© JUNGE FREIHEIT Verlag GmbH & Co. KG www.jungefreiheit.de 16/21 / 16. April 2021

Grüße aus Wien
Anonym Gesicht zeigen
Konrad Weiß

Als Wiener guckt man überrascht auf die Steiermark. Doris Kampus, SPÖ-Politikerin in der steirischen Landesregierung, huldigt im staatlichen ORF einer „im deutschsprachigen Raum einzigartigen“ Errungenschaft ihres Heimatbundeslandes: der Handy-App „Ban Hate“. Zentrale Menüpunkte ebendort: das „Melden von Haßpostings“ und „Zivilcourage nicht nur offline, sondern auch online leben“. 

Auf der Startseite appellieren die Betreiber der Plattform an den Mut ihrer wachsenden Gemeinschaft: „Zeig dein Gesicht gegen Diskriminierung!“ Der Löwenmut der „Melder_innen“ soll aber offenbar nicht überstrapaziert werden, denn weiter unten heißt es beruhigend: „Du brauchst dir bezüglich deiner Anonymität keinerlei Sorgen zu machen.“ Ihr Gesicht brauchen sie also eben gerade nicht zu zeigen, trotz des schneidigen anderslautenden Mottos. Ein Schelm, wer Böses dabei denkt, etwa an das „Zwiedenken“ in George Orwells Roman „1984“. 

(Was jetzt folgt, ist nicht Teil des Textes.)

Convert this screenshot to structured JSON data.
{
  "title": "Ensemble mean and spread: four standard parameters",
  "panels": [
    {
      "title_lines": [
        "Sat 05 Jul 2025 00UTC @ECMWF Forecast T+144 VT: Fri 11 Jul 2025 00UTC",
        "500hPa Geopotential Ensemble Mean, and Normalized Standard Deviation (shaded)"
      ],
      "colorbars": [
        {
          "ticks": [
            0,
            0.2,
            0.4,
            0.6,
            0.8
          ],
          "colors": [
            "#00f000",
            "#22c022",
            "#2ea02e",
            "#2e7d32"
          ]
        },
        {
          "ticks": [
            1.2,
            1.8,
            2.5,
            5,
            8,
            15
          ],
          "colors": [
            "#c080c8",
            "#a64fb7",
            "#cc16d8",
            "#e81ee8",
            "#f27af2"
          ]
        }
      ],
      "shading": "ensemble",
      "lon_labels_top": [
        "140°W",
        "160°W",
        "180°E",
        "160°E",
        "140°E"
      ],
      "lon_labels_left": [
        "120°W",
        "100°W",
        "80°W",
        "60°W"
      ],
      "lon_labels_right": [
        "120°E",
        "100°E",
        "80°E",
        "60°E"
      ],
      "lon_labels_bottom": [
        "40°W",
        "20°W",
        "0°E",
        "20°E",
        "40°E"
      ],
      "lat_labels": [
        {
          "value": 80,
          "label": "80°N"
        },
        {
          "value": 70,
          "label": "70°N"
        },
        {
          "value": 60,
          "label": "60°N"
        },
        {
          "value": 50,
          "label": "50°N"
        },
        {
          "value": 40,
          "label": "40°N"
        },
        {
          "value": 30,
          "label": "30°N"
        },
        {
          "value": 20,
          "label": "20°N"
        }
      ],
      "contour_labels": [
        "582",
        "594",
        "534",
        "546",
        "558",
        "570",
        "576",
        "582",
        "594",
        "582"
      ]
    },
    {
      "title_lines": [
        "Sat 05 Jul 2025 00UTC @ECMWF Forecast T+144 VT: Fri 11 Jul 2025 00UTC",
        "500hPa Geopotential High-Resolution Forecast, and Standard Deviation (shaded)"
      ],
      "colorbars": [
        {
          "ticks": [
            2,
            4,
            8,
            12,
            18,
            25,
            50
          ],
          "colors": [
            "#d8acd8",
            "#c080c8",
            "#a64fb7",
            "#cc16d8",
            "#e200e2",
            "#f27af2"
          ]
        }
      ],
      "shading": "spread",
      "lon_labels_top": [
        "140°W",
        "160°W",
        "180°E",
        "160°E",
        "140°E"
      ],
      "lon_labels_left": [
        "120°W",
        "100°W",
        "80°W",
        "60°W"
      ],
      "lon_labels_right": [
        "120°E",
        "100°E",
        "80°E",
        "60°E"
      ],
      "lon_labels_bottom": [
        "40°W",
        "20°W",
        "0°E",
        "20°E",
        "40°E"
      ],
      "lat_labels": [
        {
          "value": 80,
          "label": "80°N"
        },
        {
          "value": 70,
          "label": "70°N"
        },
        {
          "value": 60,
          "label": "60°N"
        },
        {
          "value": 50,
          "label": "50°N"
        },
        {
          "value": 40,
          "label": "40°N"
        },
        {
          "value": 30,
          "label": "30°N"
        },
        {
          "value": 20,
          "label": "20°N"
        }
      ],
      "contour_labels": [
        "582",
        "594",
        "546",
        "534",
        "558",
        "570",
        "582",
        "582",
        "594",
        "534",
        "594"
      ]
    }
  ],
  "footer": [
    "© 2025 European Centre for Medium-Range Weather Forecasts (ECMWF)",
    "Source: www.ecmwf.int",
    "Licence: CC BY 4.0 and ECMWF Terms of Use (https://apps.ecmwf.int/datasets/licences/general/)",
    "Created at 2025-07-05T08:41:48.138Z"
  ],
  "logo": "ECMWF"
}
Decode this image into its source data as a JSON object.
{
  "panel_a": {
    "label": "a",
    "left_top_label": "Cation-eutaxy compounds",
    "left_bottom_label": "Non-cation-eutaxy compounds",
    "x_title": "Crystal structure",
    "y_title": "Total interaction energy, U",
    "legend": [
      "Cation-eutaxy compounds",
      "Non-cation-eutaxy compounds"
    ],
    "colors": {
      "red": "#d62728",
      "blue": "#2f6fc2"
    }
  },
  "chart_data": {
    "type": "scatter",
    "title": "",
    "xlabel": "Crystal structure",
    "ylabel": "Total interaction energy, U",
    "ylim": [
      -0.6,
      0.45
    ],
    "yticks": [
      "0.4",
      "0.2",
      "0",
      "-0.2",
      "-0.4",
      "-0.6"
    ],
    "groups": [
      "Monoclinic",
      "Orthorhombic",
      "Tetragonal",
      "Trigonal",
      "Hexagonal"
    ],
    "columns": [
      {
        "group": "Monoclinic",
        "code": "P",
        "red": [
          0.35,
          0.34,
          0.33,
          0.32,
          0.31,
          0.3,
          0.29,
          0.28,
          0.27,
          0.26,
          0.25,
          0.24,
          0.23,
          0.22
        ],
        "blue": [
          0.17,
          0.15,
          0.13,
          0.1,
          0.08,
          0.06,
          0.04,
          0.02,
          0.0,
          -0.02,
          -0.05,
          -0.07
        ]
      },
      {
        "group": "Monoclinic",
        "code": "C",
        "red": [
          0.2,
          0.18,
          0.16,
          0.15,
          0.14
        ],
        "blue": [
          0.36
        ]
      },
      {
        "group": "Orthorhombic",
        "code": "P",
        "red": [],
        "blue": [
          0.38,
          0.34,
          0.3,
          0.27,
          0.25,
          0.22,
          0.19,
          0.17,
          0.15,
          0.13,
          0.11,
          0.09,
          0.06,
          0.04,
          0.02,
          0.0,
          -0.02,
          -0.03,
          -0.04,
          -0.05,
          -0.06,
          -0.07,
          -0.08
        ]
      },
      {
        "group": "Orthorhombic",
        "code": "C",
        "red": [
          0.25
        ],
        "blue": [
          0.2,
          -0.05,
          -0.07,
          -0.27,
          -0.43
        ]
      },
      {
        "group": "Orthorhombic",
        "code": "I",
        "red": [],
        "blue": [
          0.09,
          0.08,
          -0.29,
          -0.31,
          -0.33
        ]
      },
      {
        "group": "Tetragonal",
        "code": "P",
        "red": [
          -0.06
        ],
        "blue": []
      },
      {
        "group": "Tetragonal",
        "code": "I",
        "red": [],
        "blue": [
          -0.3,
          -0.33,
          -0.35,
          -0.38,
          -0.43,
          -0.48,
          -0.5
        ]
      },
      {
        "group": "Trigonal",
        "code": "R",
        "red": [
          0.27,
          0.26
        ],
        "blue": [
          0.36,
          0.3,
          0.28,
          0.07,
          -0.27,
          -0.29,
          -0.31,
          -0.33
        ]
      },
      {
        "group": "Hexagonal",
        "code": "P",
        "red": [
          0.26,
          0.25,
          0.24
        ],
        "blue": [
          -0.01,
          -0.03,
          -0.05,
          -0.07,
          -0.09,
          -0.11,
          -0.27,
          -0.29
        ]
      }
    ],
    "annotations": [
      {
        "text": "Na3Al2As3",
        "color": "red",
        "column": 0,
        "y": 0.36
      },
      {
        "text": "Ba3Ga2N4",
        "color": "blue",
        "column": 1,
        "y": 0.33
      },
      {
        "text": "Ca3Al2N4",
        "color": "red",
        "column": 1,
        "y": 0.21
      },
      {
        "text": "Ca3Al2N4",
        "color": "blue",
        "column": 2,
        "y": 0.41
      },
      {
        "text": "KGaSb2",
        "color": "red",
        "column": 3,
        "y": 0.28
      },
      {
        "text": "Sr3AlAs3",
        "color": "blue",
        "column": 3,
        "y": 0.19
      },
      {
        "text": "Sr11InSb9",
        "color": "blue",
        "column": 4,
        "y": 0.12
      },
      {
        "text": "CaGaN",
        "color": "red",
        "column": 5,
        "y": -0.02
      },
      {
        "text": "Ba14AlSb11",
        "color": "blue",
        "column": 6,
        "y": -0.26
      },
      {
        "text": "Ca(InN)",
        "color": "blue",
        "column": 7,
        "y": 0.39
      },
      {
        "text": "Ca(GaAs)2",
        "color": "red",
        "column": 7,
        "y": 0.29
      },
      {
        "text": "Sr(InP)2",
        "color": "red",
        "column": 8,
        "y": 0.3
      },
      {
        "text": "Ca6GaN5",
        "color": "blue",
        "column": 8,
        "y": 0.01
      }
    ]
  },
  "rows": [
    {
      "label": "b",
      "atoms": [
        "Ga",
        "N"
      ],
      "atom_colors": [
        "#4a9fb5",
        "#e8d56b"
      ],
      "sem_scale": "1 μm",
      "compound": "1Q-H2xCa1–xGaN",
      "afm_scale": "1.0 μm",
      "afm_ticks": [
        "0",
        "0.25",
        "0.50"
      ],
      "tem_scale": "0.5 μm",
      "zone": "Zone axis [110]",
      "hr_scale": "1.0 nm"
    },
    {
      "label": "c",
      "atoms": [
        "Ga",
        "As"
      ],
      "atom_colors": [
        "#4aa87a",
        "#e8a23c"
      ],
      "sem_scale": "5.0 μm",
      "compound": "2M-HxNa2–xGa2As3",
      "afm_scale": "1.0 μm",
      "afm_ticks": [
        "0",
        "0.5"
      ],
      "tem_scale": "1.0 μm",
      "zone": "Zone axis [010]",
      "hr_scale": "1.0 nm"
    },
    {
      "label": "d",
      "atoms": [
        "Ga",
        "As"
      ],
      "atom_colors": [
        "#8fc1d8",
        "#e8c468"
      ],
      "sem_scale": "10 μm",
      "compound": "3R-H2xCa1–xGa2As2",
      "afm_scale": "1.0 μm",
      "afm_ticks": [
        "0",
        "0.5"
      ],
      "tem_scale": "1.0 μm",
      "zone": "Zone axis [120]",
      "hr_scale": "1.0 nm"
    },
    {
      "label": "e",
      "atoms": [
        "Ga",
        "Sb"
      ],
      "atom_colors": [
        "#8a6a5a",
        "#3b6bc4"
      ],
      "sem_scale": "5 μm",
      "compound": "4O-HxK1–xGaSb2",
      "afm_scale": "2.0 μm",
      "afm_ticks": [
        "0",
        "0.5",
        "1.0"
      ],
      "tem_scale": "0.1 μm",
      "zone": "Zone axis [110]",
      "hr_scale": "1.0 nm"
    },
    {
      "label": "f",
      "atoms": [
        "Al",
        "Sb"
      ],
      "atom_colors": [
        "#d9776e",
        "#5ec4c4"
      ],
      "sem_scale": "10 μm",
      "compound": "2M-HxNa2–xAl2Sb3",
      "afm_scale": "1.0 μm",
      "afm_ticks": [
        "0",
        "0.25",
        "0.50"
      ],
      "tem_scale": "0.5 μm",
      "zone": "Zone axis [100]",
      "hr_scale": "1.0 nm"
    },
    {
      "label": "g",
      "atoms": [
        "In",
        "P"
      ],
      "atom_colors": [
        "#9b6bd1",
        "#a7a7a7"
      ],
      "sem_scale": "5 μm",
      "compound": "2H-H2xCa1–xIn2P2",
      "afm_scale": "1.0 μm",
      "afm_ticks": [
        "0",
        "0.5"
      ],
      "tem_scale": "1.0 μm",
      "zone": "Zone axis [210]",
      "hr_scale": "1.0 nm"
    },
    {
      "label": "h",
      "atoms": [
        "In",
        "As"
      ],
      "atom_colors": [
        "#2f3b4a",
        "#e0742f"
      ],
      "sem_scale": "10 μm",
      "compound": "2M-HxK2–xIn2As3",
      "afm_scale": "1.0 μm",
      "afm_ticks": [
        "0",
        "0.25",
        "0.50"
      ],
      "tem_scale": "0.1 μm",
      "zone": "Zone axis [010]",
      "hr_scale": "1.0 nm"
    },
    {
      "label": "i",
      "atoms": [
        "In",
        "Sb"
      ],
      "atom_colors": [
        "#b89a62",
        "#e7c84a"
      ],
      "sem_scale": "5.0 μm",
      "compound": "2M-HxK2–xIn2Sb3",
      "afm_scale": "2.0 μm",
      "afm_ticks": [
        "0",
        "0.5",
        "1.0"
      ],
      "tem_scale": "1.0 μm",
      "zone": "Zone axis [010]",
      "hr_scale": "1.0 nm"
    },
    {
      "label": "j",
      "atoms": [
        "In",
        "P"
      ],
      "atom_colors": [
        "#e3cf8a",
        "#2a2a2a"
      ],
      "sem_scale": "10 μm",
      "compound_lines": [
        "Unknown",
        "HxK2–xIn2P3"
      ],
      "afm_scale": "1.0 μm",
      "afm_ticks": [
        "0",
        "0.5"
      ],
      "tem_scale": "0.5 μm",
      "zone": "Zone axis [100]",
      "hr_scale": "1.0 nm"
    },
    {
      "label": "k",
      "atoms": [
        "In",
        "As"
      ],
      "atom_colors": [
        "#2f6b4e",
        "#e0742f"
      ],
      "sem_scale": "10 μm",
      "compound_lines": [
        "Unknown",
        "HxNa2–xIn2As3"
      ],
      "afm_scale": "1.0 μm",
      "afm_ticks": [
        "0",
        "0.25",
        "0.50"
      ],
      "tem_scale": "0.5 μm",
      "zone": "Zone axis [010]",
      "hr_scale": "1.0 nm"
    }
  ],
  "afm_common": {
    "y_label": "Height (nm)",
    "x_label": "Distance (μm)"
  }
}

Im Fadenkreuz steht hier der Mitbürger, oder gleich der Nachbar.  

Die App richtet sich gegen vermeintliche Haßpostings auf Plattformen wie Twitter oder Instagram; und sie zielt auf Masse ab – also auch auf Beiträge von Lieschen Müller und Otto Normalverbraucher. Im Fadenkreuz steht hier der Mitbürger. Oder womöglich gleich der Nachbar? Unter „Was möchtest du melden?“ finden sich „Beispiele für die bessere Einschätzung beobachteter Beleidigungen“, unter die auch sogenannte „Haßverbrechen“ fallen. „Gedankenverbrechen“ werden bislang noch nicht verfolgt. Die Bundesministerin für Verfassung zeigt aber Interesse an einem republikweiten Ausrollen der App, deren Träger nicht Orwells „Ministerium für Liebe“, sondern die staatlich finanzierte Antidiskriminierungsstelle Steiermark ist. 

In deren „Leitfaden Extremismus“ wird sowohl nach rechts wie auch nach links geblickt: „Rechtsextremismus impliziert die Ablehnung eines demokratischen Rechtsstaates und das Bedürfnis nach einem autoritären oder gar totalitären Regime“, heißt es darin und, den Kommunismus ausdrücklich einschließend: „Linksextremismus ist eine Sammelbezeichnung für Bewegungen, welche die Regeln eines modernen demokratischen Rechtsstaats ablehnen und nach absoluter Freiheit und (sozialer) Gleichheit streben.“ Kommunismus sei also das Streben nach „absoluter Freiheit“. Die Broschüre zitiert hier übrigens den bundesdeutschen Verfassungsschutz. In diesem Sinne: Absolut freie Grüße nach Berlin!